I was reminded of those clunky, makeshift early days of public access to computers when, in September, I saw one of IBM’s quantum computers at the company’s research labs in Rüschlikon, a suburb of Zurich. On a hill overlooking Lake Zurich, in the early autumn sunshine, the labs have a laid-back air that is more Californian than Swiss. In the past several decades, they have been the incubator of Nobel Prize-winning scientific innovations. Things grow here that affect the world.
This computer has the improvised appearance of a work in progress.
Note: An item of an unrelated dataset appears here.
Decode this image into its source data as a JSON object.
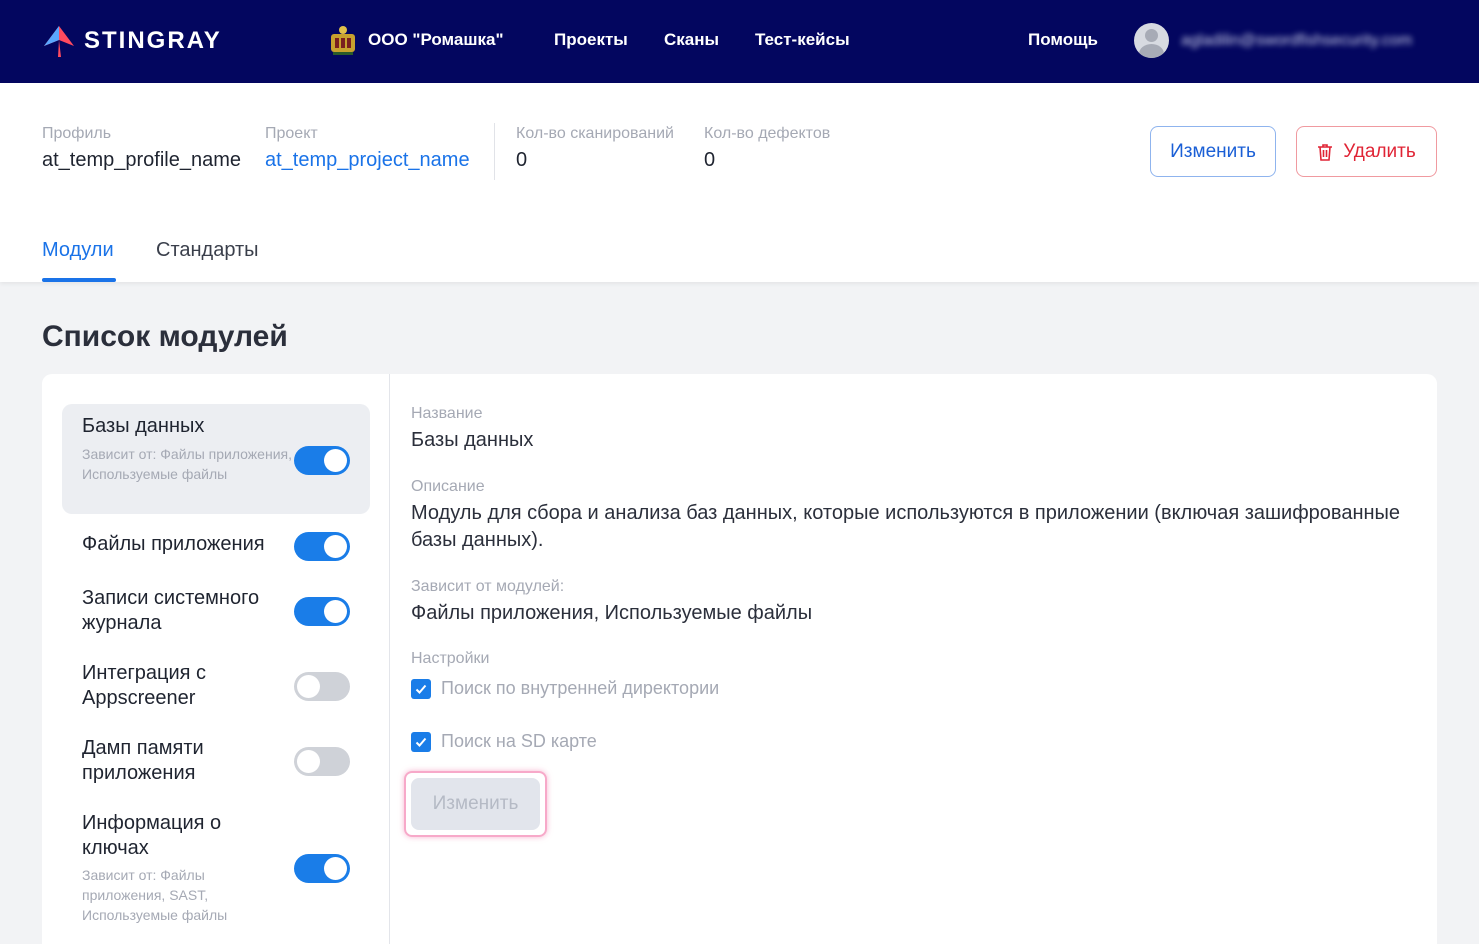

It’s a sturdy metal cylinder the size and shape of a domestic water-heater immersion tank, suspended on a frame of aluminium beams reaching to the ceiling and brought to life by a dense tangle of wires that lead to a bank of off-the-shelf microwave oscillators. The “brain” – the component in which binary ones and zeros of data are crunched from input to output – sits deep inside this leviathan, on a microchip the size of a baby’s fingernail.
The last time I visited IBM’s Zurich centre, in 2012, its head of science and technology, Walter Riess, talked about the company’s plans for an imminent “post-silicon” era, after the silicon-chip technology of today’s computers had reached the physical limits of its ability to offer more computing power. Back then, quantum computing seemed like a far-off and speculative option for meeting that challenge.
Now it’s real. This is what computing felt like in the 1950s, Riess told me in September as he introduced me to the new device. It has become routine to juxtapose images of these room-filling quantum machines with the first prototype digital computers, such as the valve-driven ENIAC (or “Electronic Numerical Integrator and Computer”) at the University of Pennsylvania, used for ballistics calculations by the US military. If this is where quantum computing is now, such pictures imply, just try to imagine what’s coming.
Quantum computing certainly sounds like the future. It’s the technology of choice for sci-fi film-makers who want their artificial intelligence networks to have unlimited potential. But what is it really about, and what might it do?